A família de Isabel pretende acionar a Justiça por achar que houve negligência no atendimento médico, tanto no posto de saúde do Parque das Indústrias Leves (zona leste), onde ela teve diagnóstico de amigdalite, quanto no Hospital da Zona Sul (HZS), onde ela foi atendida por três vezes, e em duas ocasiões recebeu apenas soro e foi mandada de volta para casa. ''Primeiro, erraram no diagnóstico e depois ela não teve o tratamento adequado. Amanhã (hoje) vou procurar a promotoria pública'', disse a irmã Cláudia Ramos.
Ontem, o secretário de Saúde, Sílvio Fernandes, disse que todas as etapas do atendimento no posto de saúde estão sendo investigadas. Para o diretor do HZS, Marcelo Mendonça, a conduta médica adotada no hospital não foi errada. Ele informou que não havia diagnóstico de dengue hemorrágica nas duas primeiras ocasiões em que ela esteve no hospital, mas apenas da forma clássica da doença. Com o diagnóstico da dengue hemorrágica, a conduta, segundo a diretora clínica do HZS, Vera Lúcia Marvule, foi de hidratação da paciente e tratamento para choque. ''Talvez em uma UTI, os exames pudessem ser repetidos com maior rapidez, mas o procedimento seria o mesmo'', afirmou.
O segundo caso de dengue hemorrágica também foi confirmado ontem. Trata-se de uma dona de casa de 48 anos, moradora do Jardim Leonor (região oeste), que ficou internada durante quatro dias na Santa Casa e na última sexta-feira teve alta. O terceiro caso é o do médico residente do HU que teve alta na manhã da última sexta-feira e se recupera em casa.
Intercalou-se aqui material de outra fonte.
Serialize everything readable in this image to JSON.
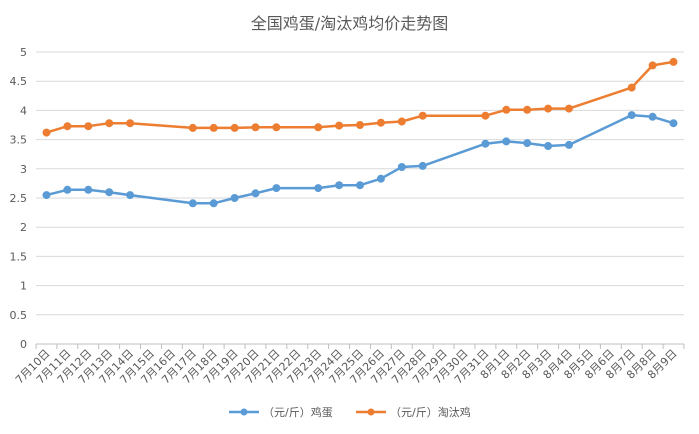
{
  "chart_data": {
    "type": "line",
    "title": "全国鸡蛋/淘汰鸡均价走势图",
    "categories": [
      "7月10日",
      "7月11日",
      "7月12日",
      "7月13日",
      "7月14日",
      "7月15日",
      "7月16日",
      "7月17日",
      "7月18日",
      "7月19日",
      "7月20日",
      "7月21日",
      "7月22日",
      "7月23日",
      "7月24日",
      "7月25日",
      "7月26日",
      "7月27日",
      "7月28日",
      "7月29日",
      "7月30日",
      "7月31日",
      "8月1日",
      "8月2日",
      "8月3日",
      "8月4日",
      "8月5日",
      "8月6日",
      "8月7日",
      "8月8日",
      "8月9日"
    ],
    "series": [
      {
        "name": "（元/斤）鸡蛋",
        "color": "#5b9bd5",
        "values": [
          2.55,
          2.64,
          2.64,
          2.6,
          2.55,
          null,
          null,
          2.41,
          2.41,
          2.5,
          2.58,
          2.67,
          null,
          2.67,
          2.72,
          2.72,
          2.83,
          3.03,
          3.05,
          null,
          null,
          3.43,
          3.47,
          3.44,
          3.39,
          3.41,
          null,
          null,
          3.92,
          3.89,
          3.78
        ]
      },
      {
        "name": "（元/斤）淘汰鸡",
        "color": "#ed7d31",
        "values": [
          3.62,
          3.73,
          3.73,
          3.78,
          3.78,
          null,
          null,
          3.7,
          3.7,
          3.7,
          3.71,
          3.71,
          null,
          3.71,
          3.74,
          3.75,
          3.79,
          3.81,
          3.91,
          null,
          null,
          3.91,
          4.01,
          4.01,
          4.03,
          4.03,
          null,
          null,
          4.39,
          4.77,
          4.83
        ]
      }
    ],
    "ylim": [
      0,
      5
    ],
    "yticks": [
      0,
      0.5,
      1,
      1.5,
      2,
      2.5,
      3,
      3.5,
      4,
      4.5,
      5
    ],
    "grid": true,
    "legend_position": "bottom",
    "xlabel": "",
    "ylabel": ""
  }
}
Um caso suspeito de dengue hemorrágica ainda está sendo investigado, do protético Valdir Góes, de 32 anos, morto na última semana. Ontem, a secretaria de Saúde também divulgou que está descartado dengue hemorrágica como causa da morte da menina Danielle de Oliveira, de 9 anos, ocorrida no início do mês. Ela morava no distrito de Lerroville.
A diretora de epidemiologia, Sônia Fernandes, informou que os médicos da rede municipal deverão participar de um novo treinamento sobre dengue. O novo treinamento, de acordo com ela, estava programado antes da morte de Isabel.